Contextualized Two-Tower Estimator¶
ContextualizedTwoTowerEstimator is a two-tower (dual-encoder) model where a user tower and an item tower independently produce fixed-size embeddings that are combined to produce a relevance score. It supports three modes for incorporating interaction context features (e.g. time-of-day, device, session length), controlled by the context_mode parameter.
Overview¶
User ID + User Features + [Context] → User Tower → user_rep (final_embedding_dim)

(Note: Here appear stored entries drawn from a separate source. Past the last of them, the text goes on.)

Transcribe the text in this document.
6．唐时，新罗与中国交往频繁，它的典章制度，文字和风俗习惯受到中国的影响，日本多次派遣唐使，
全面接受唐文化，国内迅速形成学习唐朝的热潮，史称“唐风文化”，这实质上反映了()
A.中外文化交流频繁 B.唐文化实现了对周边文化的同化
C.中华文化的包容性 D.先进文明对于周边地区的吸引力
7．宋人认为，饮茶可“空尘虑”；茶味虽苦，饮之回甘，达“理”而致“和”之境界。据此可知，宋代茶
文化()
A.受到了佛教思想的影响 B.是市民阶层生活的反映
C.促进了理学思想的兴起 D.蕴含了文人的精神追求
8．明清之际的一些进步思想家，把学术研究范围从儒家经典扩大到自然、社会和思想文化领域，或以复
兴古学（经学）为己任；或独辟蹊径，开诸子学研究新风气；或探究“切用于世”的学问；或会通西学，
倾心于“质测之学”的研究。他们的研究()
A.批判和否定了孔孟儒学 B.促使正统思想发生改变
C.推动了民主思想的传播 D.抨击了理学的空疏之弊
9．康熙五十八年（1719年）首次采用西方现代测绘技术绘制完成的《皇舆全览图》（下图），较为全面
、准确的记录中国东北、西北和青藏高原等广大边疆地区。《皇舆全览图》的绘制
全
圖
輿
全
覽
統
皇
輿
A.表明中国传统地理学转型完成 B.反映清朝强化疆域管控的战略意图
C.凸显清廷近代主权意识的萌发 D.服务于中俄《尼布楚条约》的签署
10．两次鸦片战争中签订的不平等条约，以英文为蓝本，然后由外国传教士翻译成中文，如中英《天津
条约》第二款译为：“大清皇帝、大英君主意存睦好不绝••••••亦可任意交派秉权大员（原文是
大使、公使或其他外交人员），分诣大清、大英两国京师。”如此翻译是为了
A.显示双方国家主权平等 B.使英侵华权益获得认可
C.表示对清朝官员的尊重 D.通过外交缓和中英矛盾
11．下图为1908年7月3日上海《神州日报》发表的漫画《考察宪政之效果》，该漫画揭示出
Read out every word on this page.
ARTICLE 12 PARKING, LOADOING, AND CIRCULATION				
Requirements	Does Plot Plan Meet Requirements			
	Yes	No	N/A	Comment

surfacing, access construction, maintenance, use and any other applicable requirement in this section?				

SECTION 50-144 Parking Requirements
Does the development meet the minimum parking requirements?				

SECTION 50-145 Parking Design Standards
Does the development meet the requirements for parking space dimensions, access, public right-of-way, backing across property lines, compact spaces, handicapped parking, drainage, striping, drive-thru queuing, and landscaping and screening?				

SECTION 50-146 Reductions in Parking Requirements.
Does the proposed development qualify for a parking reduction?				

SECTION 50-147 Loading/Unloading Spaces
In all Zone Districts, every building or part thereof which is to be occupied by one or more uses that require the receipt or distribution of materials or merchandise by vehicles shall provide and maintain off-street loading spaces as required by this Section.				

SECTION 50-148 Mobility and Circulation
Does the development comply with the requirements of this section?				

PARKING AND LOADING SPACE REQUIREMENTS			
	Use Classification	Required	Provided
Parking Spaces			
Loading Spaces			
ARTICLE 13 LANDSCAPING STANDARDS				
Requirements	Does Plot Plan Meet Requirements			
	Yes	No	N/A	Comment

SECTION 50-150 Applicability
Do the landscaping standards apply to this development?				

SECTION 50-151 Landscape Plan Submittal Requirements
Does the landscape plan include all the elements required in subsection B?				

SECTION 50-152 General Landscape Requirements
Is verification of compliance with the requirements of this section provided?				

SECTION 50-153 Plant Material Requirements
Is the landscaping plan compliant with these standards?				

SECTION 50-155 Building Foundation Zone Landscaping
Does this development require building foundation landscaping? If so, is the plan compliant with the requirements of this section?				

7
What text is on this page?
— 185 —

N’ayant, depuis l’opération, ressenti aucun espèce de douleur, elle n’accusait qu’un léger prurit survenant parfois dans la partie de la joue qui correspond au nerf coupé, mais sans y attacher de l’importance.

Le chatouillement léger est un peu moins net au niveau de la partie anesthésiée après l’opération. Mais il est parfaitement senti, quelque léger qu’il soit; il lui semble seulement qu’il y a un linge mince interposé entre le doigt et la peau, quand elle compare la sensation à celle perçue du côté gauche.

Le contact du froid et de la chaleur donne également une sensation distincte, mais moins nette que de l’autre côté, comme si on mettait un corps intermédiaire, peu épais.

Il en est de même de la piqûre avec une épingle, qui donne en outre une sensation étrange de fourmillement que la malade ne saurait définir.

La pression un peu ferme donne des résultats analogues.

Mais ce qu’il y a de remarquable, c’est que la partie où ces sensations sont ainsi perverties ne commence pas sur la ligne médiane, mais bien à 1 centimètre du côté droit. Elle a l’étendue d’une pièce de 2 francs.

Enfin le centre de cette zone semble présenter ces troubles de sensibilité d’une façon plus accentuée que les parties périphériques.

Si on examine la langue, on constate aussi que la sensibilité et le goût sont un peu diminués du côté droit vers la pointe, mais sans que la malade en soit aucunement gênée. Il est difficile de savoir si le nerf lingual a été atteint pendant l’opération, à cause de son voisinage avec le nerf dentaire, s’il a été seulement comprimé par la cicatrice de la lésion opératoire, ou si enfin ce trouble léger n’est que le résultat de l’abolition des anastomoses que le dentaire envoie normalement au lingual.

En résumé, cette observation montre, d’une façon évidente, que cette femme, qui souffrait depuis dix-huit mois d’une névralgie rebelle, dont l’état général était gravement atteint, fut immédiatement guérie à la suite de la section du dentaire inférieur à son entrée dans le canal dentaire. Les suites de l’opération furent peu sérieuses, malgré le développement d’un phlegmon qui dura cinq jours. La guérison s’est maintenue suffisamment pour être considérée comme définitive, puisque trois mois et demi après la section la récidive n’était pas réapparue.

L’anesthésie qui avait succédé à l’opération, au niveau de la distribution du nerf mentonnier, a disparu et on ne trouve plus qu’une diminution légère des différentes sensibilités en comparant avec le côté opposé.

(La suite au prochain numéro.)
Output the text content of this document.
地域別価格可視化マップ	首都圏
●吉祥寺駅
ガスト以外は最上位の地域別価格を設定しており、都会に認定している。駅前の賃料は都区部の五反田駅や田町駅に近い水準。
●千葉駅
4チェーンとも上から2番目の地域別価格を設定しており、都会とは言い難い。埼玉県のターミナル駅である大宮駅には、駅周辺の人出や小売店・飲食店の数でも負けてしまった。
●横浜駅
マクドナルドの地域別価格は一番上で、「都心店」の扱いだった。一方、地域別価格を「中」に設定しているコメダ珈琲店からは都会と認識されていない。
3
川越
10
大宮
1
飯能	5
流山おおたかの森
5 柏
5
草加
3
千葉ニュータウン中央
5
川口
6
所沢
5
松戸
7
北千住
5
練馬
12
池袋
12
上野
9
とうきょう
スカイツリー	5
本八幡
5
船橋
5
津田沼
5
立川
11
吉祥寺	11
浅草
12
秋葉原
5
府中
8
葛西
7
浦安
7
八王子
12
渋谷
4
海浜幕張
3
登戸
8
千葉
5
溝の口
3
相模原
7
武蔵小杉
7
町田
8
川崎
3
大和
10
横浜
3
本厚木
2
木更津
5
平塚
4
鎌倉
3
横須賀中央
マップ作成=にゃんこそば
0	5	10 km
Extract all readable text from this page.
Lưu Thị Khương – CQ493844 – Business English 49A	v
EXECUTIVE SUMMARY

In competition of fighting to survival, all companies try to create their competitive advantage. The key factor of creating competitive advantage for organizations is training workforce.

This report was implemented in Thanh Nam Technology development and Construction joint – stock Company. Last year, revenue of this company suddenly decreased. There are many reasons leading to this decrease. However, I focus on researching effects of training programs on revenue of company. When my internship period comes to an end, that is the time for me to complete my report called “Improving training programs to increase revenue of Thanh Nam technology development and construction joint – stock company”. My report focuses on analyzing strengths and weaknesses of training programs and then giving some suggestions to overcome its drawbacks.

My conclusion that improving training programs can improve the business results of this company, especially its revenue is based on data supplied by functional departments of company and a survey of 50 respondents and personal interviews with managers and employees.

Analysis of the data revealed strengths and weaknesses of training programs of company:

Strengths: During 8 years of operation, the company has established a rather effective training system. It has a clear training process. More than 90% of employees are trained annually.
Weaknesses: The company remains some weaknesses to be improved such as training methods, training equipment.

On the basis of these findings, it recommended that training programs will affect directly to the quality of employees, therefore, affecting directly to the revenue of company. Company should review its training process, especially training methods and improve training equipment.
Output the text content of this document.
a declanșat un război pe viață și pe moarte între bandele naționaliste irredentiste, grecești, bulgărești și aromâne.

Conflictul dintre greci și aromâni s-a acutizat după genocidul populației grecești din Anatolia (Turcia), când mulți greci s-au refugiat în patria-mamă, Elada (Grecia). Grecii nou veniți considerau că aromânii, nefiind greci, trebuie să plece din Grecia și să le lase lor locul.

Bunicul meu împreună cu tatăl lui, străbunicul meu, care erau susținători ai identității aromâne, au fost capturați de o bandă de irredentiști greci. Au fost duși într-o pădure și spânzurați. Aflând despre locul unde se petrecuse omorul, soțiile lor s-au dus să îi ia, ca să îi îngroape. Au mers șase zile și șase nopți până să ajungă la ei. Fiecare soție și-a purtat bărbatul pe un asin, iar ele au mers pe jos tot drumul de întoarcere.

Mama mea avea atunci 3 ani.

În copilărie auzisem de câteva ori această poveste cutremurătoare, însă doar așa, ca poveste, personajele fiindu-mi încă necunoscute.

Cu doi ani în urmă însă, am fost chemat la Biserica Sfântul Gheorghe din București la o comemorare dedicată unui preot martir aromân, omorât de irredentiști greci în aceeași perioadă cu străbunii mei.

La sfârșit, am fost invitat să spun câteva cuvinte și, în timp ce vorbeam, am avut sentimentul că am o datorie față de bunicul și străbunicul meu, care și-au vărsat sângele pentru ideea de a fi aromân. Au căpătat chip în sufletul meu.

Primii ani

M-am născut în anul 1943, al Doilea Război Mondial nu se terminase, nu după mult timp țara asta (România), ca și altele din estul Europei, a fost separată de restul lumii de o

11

Item ID + Item Features → Item Tower → item_rep (final_embedding_dim)
↓
Score = f(user_rep, item_rep, context)
Key properties:
- Item embeddings are always context-free and precomputable offline
- User embedding precomputability depends on
context_mode(see table below) - All three modes support early stopping via
early_stopping_patience
Context Modes¶
ContextMode is a str enum — you can pass the string value directly:
from skrec.estimator.embedding.contextualized_two_tower_estimator import (
ContextualizedTwoTowerEstimator,
ContextMode,
)
estimator = ContextualizedTwoTowerEstimator(context_mode="trilinear")
# or
estimator = ContextualizedTwoTowerEstimator(context_mode=ContextMode.TRILINEAR)
Mode Comparison¶
| Mode | Where context goes | Score formula | ANN retrieval | User embeddings precomputable | Context sensitivity |
|---|---|---|---|---|---|
user_tower |
Concatenated into user tower input | dot(user_tower(u, ctx), item_tower(i)) |
✅ Yes (compute user+ctx at request time) | ❌ No (context-dependent) | Medium |
trilinear |
Hadamard-modulates user tower output | dot(user_rep * ctx_emb, item_rep) |
✅ Yes (multiply cached user_rep by runtime ctx_emb) | ✅ Yes | High |
scoring_layer |
Concatenated into final scoring layer | linear([user_rep, item_rep, ctx_rep]) |
❌ No (score is not a dot product) | ✅ Yes | Low (linear layer struggles with weak signals) |
user_tower (default)¶
Context is concatenated into the user tower's input alongside the user ID embedding and profile features. The score is the dot product of user and item tower outputs.
user_tower_input = [user_id_emb, user_features, context_features]
score = dot(user_tower(input), item_tower([item_id_emb, item_features]))
ANN: Compute user+context embedding at request time, then search the precomputed item FAISS index.
get_user_embeddings(): Raises NotImplementedError when context features are present — user representations are context-dependent and cannot be cached per-user.
trilinear¶
Context is projected to final_embedding_dim and applied via an elementwise Hadamard product with the context-free user tower output.
user_rep = user_tower([user_id_emb, user_features])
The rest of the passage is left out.